Algüllü, Zafer Çarşısı girişinde 30 yıllık esnaf. Babasıyla birlikte bir mobilya mağazası işletmekte. 1974 doğumlu, iki üniversite bitirmiş. Haksızlığa tahammül edemeyişi, insana olan saygısı onu, aranılan doğal liderliğe, esnaf sözcülüğüne getirmiş.

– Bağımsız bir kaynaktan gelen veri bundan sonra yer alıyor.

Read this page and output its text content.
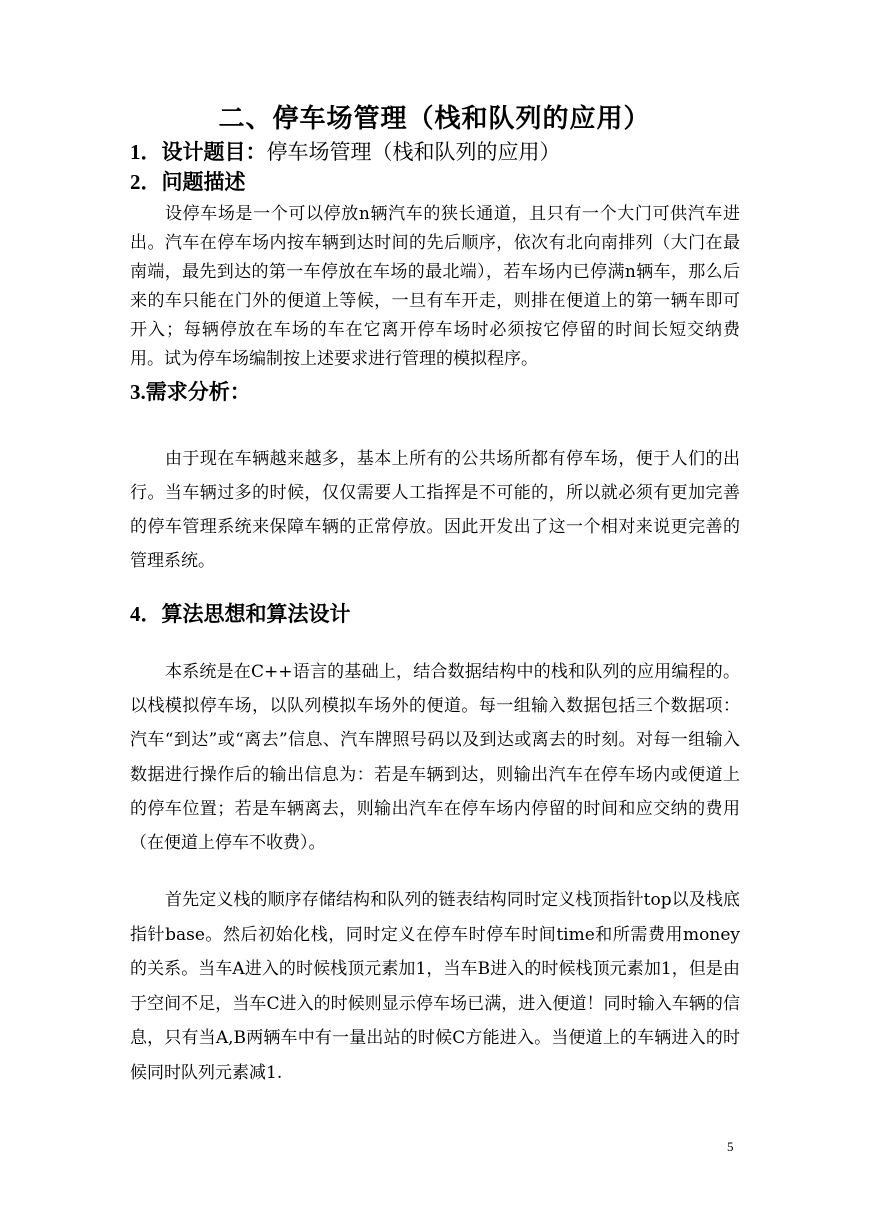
二、停车场管理（栈和队列的应用）
1．设计题目：停车场管理（栈和队列的应用）
2．问题描述
设停车场是一个可以停放n辆汽车的狭长通道，且只有一个大门可供汽车进出。汽车在停车场内按车辆到达时间的先后顺序，依次有北向南排列（大门在最南端，最先到达的第一车停放在车场的最北端），若车场内已停满n辆车，那么后来的车只能在门外的便道上等候，一旦有车开走，则排在便道上的第一辆车即可开入；每辆停放在车场的车在它离开停车场时必须按它停留的时间长短交纳费用。试为停车场编制按上述要求进行管理的模拟程序。
3.需求分析：
由于现在车辆越来越多，基本上所有的公共场所都有停车场，便于人们的出行。当车辆过多的时候，仅仅需要人工指挥是不可能的，所以就必须有更加完善的停车管理系统来保障车辆的正常停放。因此开发出了这一个相对来说更完善的管理系统。
4．算法思想和算法设计
本系统是在C++语言的基础上，结合数据结构中的栈和队列的应用编程的。以栈模拟停车场，以队列模拟车场外的便道。每一组输入数据包括三个数据项：汽车“到达”或“离去”信息、汽车牌照号码以及到达或离去的时刻。对每一组输入数据进行操作后的输出信息为：若是车辆到达，则输出汽车在停车场内或便道上的停车位置；若是车辆离去，则输出汽车在停车场内停留的时间和应交纳的费用（在便道上停车不收费）。
首先定义栈的顺序存储结构和队列的链表结构同时定义栈顶指针top以及栈底指针base。然后初始化栈，同时定义在停车时停车时间time和所需费用money的关系。当车A进入的时候栈顶元素加1，当车B进入的时候栈顶元素加1，但是由于空间不足，当车C进入的时候则显示停车场已满，进入便道！同时输入车辆的信息，只有当A,B两辆车中有一量出站的时候C方能进入。当便道上的车辆进入的时候同时队列元素减1.
5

Mersin şu aralar hızlı büyümenin, yoğun göçlerin yansımalarını hazmetmekle boğuşuyor. Kent batı ve kuzey yönünde hızla genişlerken Yıllarca kent merkezi özelliğini korumuş, eski çarşı ve civarındaki Çamlıbel gibi bölgeler, sancılı süreçler yaşamakta ve yeniden var olmanın adeta küllerinden doğmanın mücadelesini vermekte Zamanın küçük Mersininde AVMler yoktu insanlar hep aynı çarşıya inerdi, işler iyiydi. Şehir büyüdükçe uygulanan hatalı politikalar sonucu, merkez çarşı zayıfladı. Merkezde kurum kalmadı. Adliye, hastane, emniyet, valilik, milli eğitim müdürlüğü taşındı.
Bekir Algüllü liderliğinde, Gökçay İş Hanı, Balık Pazarı, Kırmızı Lacivert İş Hanı, Zafer Çarşısı, Hamam Sokağı ve Yoğurt Pazarı civarı, 550 işyerinden oluşan çarşı esnafı; Çarşı Esnafları Derneği çatısı altında buluşarak, bu kadim bölgeyi eski konumuna yükseltmek çabası içindeler. Başkan Bekir Algüllü üstüne basarak niyetlerini şöyle özetliyor: 1.5 yıl önce kuruluşumuzu gerçekleştirdik. Esnafımıza, belediye kiracılarımıza yeni otogarda yaşanan sıkıntıları göstermemek, Mersin çarsısında sahipsiz esnafa sahip çıkmak ve dertlerine dikkat çekmek, tükenmekte olan meslek dallarını yaşatmak, esnaflar arasında birlik ve beraberliği sağlamak üzere meydana gelmiş bir ortak akıl ve vicdan hareketiyiz. Bu ve benzer gayeler Algüllüyü tüm siyasi görüşten insanları, politikacıları buraya çeken, dengeleri azami ölçüde gözeten bir insana dönüştürmüş.
Bekir başkanın çabaları yeni belediye yönetimi tarafından dikkate alınmış. Sıkıntılar, işbirliği ve istişare ile çözülmeye çalışılıyor. 15 yıldır şehri adeta bir duvar gibi bölen, İstiklal caddesi refüj blok taşları Büyükşehir tarafından kaldırılmış, çarşı yönüne Zeytinlibahçe tarafından gelen insan trafiği hayli artmış. Ayrıca Büyükşehir Belediyesi bu bölgede Mimarlar Odası ve Dernek ile ortak çalışma yürüterek, Mersin Tarihi Kapalı Çarşı Projesini hayata geçirmek için uğraşıyor. Bir proje çizilerek Anıtlar Kuruluna sunulmuş.
Tarih ve kültür hazinesi olan eski çarşı bölgesinin turizm etkinliklerine dahil edilmesi, eski binaların aslına uygun restore edilmesi gerekiyor. Algüllü; Mersinlilik bilincinin gelişmesine önem veriyor: Bana göre Mersinin Marsilyadan, Niceden, Barselonadan, Kahireden hiçbir farkı yoktur. Tek farkı sahipsizliğidir. Kenti hep birlikte hak ettiği yere taşımalıyız diyor. MİY Denetim Kurulu Başkanı da olan Algüllü spor faaliyetleri de yürütmektedir. 93 yıllık kulübün bir binasının bile bulunmaması onu derinden etkilemektedir. Medya ile ilişkileri gayet iyi. Medya mensuplarıyla sıkı dostluklar kurmuş. Kentin gelişmesi için yerel medyanın gelişmesinin şart olduğunu savunuyor.
Dünyanın en güzel çayları eşliğinde zaman bir çırpıda bitiyor. Fakat konuşulacaklar bitmiyor. Bekir başkan ayrılırken, umutla şu sözlerin altını çizmek istiyor: Anadolu farklılıklar içinde birlik; medeniyetler içinde kardeşliktir.